Tymczasem ze stanowiska Dyrektora Aresztu Śledczego w Lubaniu odwołano mjr. Krzysztofa Stodolnika, a ze stanowiska Dyrektora Okręgowego Służby Więziennej we Wrocławiu płk. Ryszarda Godylę. Dyrektora okręgowego zastąpi ppłk Krystyna Zuwała, natomiast kierownictwo w Areszcie Śledczym w Lubaniu obejmie mjr Szczepan Ociepa.
Uciekinier w więzieniu miał odsiedzieć wyrok do 2017 roku. Uciekł zaledwie po 17 dniach pobytu za kratkami.
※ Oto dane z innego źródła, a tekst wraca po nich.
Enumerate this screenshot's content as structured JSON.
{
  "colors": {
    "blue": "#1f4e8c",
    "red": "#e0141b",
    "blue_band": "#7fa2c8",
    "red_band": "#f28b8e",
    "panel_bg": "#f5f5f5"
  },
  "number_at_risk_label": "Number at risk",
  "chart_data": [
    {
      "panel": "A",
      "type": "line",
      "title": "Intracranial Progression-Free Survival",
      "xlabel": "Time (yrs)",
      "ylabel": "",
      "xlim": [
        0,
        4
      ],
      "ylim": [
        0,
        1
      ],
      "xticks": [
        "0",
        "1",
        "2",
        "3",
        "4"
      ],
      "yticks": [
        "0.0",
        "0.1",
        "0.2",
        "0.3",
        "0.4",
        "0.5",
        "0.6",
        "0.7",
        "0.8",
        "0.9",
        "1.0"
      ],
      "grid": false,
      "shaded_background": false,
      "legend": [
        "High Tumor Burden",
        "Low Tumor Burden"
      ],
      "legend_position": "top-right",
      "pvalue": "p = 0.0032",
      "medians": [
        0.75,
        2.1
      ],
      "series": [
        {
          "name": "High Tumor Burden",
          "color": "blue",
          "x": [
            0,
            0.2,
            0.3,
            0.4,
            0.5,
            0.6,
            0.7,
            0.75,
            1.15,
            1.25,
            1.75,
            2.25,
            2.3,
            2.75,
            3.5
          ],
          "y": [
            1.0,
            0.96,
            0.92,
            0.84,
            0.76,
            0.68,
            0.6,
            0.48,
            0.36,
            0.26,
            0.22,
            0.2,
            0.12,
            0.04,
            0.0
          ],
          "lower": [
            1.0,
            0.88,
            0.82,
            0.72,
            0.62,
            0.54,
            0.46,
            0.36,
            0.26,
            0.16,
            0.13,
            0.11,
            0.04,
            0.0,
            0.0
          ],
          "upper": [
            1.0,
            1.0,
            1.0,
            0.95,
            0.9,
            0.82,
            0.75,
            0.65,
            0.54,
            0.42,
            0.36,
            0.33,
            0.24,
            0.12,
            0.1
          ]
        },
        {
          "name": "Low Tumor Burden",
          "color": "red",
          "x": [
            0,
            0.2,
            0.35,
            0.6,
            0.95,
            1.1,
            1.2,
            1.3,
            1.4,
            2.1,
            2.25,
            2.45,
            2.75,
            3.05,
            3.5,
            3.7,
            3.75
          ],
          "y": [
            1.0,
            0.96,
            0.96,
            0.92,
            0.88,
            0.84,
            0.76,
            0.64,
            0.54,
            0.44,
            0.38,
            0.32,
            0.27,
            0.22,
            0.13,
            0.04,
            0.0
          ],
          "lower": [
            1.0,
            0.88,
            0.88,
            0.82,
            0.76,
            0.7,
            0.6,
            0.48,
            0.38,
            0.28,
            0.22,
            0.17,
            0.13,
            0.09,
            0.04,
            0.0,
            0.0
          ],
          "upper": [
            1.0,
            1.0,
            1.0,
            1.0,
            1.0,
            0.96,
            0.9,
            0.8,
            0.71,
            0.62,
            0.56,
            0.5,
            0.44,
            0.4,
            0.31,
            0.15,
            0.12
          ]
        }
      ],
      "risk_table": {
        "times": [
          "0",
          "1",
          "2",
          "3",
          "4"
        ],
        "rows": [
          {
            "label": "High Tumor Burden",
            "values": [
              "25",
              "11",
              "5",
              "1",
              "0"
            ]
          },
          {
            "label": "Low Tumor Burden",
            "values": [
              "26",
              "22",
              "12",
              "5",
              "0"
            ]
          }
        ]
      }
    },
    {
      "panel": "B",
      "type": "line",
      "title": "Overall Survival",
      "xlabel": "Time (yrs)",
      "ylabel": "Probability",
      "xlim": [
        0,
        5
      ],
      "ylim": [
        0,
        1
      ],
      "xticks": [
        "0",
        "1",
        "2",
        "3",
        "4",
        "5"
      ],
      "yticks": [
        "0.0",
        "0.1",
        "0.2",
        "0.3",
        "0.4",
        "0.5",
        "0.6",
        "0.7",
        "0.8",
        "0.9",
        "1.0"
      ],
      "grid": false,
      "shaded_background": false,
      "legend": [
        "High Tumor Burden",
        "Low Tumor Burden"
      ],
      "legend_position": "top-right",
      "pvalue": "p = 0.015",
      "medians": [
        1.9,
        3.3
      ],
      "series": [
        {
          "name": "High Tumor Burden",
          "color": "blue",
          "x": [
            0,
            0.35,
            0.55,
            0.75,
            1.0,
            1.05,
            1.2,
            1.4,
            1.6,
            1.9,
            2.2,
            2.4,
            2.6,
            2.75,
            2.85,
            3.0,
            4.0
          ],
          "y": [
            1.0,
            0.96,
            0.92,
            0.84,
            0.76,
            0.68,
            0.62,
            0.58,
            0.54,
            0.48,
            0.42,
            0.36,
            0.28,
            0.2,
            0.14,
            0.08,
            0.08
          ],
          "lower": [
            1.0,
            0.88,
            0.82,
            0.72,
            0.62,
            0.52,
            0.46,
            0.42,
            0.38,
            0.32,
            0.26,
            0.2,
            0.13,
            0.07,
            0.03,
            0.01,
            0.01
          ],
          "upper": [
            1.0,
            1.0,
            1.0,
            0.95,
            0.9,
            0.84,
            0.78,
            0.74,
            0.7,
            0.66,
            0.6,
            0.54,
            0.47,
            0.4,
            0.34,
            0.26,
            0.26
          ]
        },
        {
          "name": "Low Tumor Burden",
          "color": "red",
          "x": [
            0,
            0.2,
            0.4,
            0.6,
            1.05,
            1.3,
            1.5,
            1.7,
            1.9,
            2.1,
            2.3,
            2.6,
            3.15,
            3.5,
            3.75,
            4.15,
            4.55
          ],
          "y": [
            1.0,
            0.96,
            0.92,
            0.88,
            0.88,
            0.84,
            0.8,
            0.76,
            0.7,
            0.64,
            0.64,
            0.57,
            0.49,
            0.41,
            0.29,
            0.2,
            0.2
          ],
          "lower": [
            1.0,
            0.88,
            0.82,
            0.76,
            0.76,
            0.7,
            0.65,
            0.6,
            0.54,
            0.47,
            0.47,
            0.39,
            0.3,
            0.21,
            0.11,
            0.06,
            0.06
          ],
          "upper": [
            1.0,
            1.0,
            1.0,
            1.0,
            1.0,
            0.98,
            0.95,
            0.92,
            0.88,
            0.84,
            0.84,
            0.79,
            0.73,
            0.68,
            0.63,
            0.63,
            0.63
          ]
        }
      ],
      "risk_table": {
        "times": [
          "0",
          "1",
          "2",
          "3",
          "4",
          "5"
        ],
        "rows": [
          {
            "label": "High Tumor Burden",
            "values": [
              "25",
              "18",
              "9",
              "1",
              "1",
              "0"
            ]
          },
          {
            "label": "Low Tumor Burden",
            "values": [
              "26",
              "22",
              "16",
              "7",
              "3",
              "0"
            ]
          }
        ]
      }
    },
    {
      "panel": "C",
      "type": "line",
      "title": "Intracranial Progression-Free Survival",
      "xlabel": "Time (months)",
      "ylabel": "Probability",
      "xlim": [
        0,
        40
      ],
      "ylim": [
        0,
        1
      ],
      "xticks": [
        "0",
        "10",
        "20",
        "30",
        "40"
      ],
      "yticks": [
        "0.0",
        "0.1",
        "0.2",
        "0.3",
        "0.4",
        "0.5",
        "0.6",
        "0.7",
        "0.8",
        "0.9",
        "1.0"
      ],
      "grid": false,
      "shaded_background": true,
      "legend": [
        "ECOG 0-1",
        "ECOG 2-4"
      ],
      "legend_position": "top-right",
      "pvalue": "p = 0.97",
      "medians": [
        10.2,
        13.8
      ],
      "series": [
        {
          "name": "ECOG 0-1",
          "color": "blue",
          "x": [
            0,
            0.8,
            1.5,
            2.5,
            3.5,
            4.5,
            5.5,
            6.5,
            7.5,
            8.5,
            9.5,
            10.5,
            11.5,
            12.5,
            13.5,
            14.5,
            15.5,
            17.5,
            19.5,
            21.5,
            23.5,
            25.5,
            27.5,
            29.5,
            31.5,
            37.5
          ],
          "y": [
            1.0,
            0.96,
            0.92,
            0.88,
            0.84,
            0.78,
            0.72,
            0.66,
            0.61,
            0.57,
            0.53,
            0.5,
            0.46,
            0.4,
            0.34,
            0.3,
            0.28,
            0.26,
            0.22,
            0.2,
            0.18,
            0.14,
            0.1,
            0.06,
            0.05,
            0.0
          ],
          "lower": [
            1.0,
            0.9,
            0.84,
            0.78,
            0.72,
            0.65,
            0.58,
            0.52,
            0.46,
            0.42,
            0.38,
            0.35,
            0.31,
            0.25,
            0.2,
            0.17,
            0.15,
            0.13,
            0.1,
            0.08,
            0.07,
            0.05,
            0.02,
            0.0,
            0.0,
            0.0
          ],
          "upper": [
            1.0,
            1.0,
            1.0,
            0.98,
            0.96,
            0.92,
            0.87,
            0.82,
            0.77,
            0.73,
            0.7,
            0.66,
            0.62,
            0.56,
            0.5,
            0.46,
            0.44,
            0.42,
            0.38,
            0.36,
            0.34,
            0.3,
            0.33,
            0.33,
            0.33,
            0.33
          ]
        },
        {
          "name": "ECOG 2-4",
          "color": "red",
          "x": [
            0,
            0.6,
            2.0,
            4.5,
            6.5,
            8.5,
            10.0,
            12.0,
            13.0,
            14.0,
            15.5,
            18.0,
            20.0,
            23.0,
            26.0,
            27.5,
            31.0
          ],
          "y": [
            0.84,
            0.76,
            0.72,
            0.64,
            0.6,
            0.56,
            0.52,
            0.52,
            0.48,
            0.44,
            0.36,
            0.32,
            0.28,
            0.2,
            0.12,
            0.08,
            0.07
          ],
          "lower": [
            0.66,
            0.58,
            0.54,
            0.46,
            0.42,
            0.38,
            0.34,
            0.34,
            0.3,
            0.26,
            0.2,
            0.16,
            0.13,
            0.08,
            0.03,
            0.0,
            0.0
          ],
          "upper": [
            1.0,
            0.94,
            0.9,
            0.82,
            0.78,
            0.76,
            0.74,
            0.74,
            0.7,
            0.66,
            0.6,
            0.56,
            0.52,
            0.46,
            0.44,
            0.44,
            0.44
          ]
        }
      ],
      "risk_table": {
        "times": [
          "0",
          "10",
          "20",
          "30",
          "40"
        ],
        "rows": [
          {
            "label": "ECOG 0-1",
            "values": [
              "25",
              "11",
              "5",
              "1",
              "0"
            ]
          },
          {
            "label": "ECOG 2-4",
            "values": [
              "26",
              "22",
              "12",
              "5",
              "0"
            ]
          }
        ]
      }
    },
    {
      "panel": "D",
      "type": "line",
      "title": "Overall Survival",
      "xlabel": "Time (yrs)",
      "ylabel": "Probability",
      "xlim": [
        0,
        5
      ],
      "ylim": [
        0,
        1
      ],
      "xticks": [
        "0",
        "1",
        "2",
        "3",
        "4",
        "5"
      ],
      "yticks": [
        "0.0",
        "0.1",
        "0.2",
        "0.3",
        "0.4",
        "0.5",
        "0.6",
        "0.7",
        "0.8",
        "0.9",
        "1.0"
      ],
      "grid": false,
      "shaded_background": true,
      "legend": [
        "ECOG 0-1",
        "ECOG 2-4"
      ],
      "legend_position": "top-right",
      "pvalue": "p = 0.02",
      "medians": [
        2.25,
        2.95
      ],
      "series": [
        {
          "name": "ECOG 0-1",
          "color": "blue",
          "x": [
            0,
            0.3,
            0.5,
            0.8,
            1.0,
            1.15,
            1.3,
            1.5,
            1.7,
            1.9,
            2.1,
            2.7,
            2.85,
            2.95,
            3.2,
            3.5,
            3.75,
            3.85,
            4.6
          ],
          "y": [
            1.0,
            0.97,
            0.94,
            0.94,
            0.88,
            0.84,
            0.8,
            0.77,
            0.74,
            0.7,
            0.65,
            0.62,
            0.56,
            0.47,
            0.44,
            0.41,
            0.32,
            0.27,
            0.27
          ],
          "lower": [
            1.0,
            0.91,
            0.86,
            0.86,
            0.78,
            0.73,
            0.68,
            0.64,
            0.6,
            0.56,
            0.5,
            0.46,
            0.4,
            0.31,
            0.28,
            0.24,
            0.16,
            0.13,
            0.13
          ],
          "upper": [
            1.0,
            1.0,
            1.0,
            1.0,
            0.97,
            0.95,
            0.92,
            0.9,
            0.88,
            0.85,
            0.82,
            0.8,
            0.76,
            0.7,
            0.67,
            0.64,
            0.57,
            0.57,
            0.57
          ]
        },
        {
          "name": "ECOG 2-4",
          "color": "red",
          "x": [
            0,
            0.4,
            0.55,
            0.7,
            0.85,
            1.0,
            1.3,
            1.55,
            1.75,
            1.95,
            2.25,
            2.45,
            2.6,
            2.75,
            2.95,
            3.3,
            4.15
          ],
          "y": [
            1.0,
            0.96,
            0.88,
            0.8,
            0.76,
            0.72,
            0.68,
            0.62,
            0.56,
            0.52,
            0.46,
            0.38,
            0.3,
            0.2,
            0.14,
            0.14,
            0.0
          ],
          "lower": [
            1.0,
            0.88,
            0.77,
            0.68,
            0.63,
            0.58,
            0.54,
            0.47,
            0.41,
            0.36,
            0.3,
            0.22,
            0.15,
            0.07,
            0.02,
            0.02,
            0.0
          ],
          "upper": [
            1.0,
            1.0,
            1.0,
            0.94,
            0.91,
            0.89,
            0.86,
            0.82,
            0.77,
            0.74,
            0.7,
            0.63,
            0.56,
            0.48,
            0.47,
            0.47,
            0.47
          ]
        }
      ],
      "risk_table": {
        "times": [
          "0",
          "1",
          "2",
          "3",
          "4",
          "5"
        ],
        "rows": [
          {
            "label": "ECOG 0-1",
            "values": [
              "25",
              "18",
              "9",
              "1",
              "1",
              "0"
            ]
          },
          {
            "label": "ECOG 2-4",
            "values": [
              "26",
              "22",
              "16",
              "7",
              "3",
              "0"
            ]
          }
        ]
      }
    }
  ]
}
Na razie szuka go policja i grupy pościgowe SW.
Przypomnijmy, w 2007 roku w Lubaniu odbyły się okręgowe ćwiczenia koordynujące działanie służby więziennej, policji i straży pożarnej na wypadek ucieczki osadzonego z aresztu w sytuacji różnych zagrożeń. Opanowana po pół godzinie naprawdę groźnie wyglądająca sytuacja – z ostrzałem, palącymi się samochodami i zaparkowaną w pobliżu cysterną włącznie -pokazała, że funkcjonariusze policji, straży więziennej i straży pożarnej wyszkoleni są znakomicie. Ćwiczenia ćwiczeniami a życie pisze różne scenariusze i w tym wypadku okazało się, że niestety nie wszystko da się przewidzieć.